The High Republic is genuinely the most diverse part of Star Wars canon. There are well written people of colour, women, queer people and so much more and we’ve not had representation on this scale on Star Wars to date,” another fan, Lou, told Gizmodo over email. “The key authors behind The High Republic have all worked incredibly hard to make this representation work in an otherwise frankly quite toxic fandom, and having Quantic Dream is a slap in the face to the writers and all the fans who are BIPOC, queer, or women. Quite honestly, we already get very little representation [as queer people], and seeing something that is finally for us be handed to this kind of company is just sad. I won’t be buying the game even though High Republic is my favourite era of Star Wars.”

Star Wars has always been an uplifting, liberal and inclusive franchise… in theory. More often than not, however, it shies away from ‘pulling the trigger’ on giving loud voices to PoCs, and queer people in their live action developments,” Gustavo Acosta, a host on the Puerto Rican fan podcast Triad of the Force, added. “This is why The High Republic has been such a big deal for a lot of us. It has been a welcome change in Star Wars in the sense that it puts all groups in the forefront of representation. It’s an inclusive era, but more than that it’s an inclusive community [of fans] that has been thrilled and passionate about The High Republic… it’s very exhausting to see the same thing happen with Star Wars over and over again: Lucasfilm afraid of real substantive change, and catering to toxic corners of the fandom that want minority and queer voices gagged and unrepresented.”

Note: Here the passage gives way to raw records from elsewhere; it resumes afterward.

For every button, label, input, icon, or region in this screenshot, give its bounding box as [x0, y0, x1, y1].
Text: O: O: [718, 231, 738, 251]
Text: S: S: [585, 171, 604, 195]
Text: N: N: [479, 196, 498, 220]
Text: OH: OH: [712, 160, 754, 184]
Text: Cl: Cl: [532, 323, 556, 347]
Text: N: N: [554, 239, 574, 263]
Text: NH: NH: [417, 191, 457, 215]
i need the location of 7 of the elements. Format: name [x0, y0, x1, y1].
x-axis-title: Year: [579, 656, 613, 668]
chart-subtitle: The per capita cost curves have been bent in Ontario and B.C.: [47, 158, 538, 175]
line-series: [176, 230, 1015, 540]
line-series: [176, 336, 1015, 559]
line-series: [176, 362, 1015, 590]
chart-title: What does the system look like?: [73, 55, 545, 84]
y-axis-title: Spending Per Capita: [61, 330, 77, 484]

Screenshot: Quantic Dream/Lucasfilm
Screenshot: Quantic Dream/Lucasfilm

For now, Quantic Dream, Lucasfilm and Lucasfilm Games have remained silent about reaction to Eclipse’s announcement. A request made by Gizmodo to Lucasfilm about the reaction to Eclipse’s announcement last week has so far remained unanswered (we will update this report if we hear back). But in a period of transition for the Star Wars franchise at large — as it pivots away from a mixed reception to the end of the Skywalker saga in 2019 to nostalgia-driven fan-focused projects on Disney+ like this month’s The Book of Boba Fett and next year’s Obi-Wan Kenobi — the company’s silence on issues of representation to queer fans, and which collaborators it shares the Star Wars universe with, is made more deafening by the day.

“The story told in the Eclipse trailer seems to be an exciting one–any story building upon what the authors of the High Republic novels have built sounds thrilling to me. I would love for that story to be passed on to a new developer, if possible–and not just any developer, but a developer that can continue a legacy of Queer representation in Star Wars video games (and video games in general),” Chase concluded.

“At the bare minimum, though, I want to be heard and validated by Lucasfilm. I want Lucasfilm to acknowledge and apologise for the hurt they have caused and for them to show us some empathy and understanding of what has been an archaic and egregious decision.”